We honor the strivers, the dreamers, the risk- takers, the entrepreneurs who have always been the driving force behind our free enterprise system, the greatest engine of growth and prosperity that the world's ever known.Before I get into the depth of how President Obama used that concept I want to say that from what I've read and seen so far, Melissa Harris-Perry was the only one to recognize why the use of that word would be especially important for this President. Last night in commenting on the speech at MSNBC she pointed out that what he was saying is that citizenship is about something more than birth certificates. KA-BOOM! Shoot and score.
But we also believe in something called citizenship — citizenship, a word at the very heart of our founding, a word at the very essence of our democracy, the idea that this country only works when we accept certain obligations to one another and to future generations.
And if it means something more than birth certificates, it also has a special meaning to the millions of young DREAMers in our country who might have been watching last night. It means that citizenship is about something more than where you were born.
So what does it mean?
We, the people — recognize that we have responsibilities as well as rights; that our destinies are bound together; that a freedom which asks only, what's in it for me, a freedom without a commitment to others, a freedom without love or charity or duty or patriotism, is unworthy of our founding ideals, and those who died in their defense.Those who have listened to what President Obama has said over the years will recognize this theme. For a long time now his speeches almost always include an embrace not only of our individual responsibility but our collective responsibility to one another.
As citizens, we understand that America is not about what can be done for us. It's about what can be done by us, together through the hard and frustrating but necessary work of self-government. That's what we believe.

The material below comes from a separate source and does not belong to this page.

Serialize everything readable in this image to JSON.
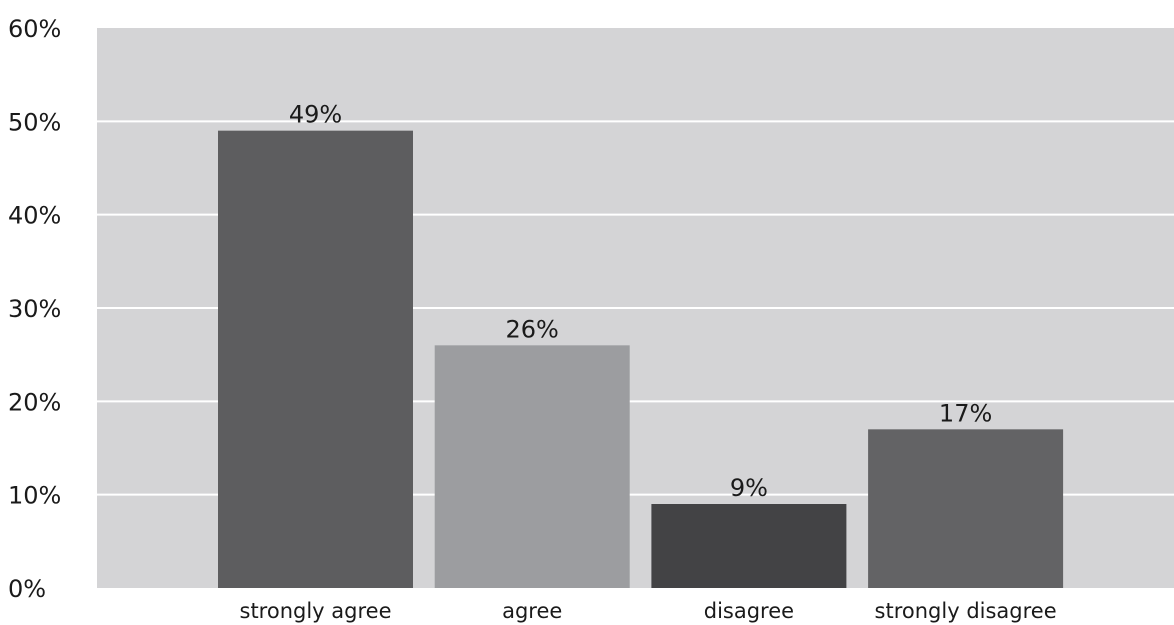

His emphasis on this idea of citizenship last night though went to a different level than it has before. As he talked about in the first part of his speech, this election is about a choice between two sets of values. At the very heart of that choice - beyond all the different policies - is this idea of whether or not we as Americans will maintain a commitment to "what can be done by us, together..."
That kind of talk is a direct hit to the theme of the Republican convention which was to suggest that success is only about what we do for ourselves on our own. Everyone - even Mitt Romney - knows that's a lie.
And so regardless of what particular policies we want to talk about, nothing gets solved until we get this one right. President Obama told us what happens if we abdicate our sense of collective responsibility by not engaging in "the hard and frustrating but necessary work of self-government."
If you turn away now — if you turn away now, if you buy into the cynicism that the change we fought for isn't possible, well, change will not happen. If you give up on the idea that your voice can make a difference, then other voices will fill the void, the lobbyists and special interests, the people with the $10 million checks who are trying to buy this election and those who are trying to make it harder for you to vote, Washington politicians who want to decide who you can marry or control health care choices that women should be making for themselves. Only you can make sure that doesn't happen. Only you have the power to move us forward.What is stunning to me is that this is a President who is actually trying to take himself out of the spotlight. He wasn't attempting to wow us with all the things he will do for us in a second term. Perhaps that's why some pundits are suggesting that his speech last night wasn't the kind of soaring rhetoric they expected.
He knows that if we're going to get there, it isn't going to be about one or two terms for President Barack Obama...
And while I'm proud of what we've achieved together, I'm far more mindful of my own failings, knowing exactly what Lincoln meant when he said, "I have been driven to my knees many times by the overwhelming conviction that I had no place else to go."... Its going to be because we figure out the long game of what citizenship and self government are all about.
America, I never said this journey would be easy, and I won't promise that now. Yes, our path is harder, but it leads to a better place. Yes, our road is longer, but we travel it together.In other words, he's beginning the process of passing the torch to us.
We don't turn back. We leave no one behind. We pull each other up. We draw strength from our victories. And we learn from our mistakes. But we keep our eyes fixed on that distant horizon knowing that providence is with us and that we are surely blessed to be citizens of the greatest nation on earth.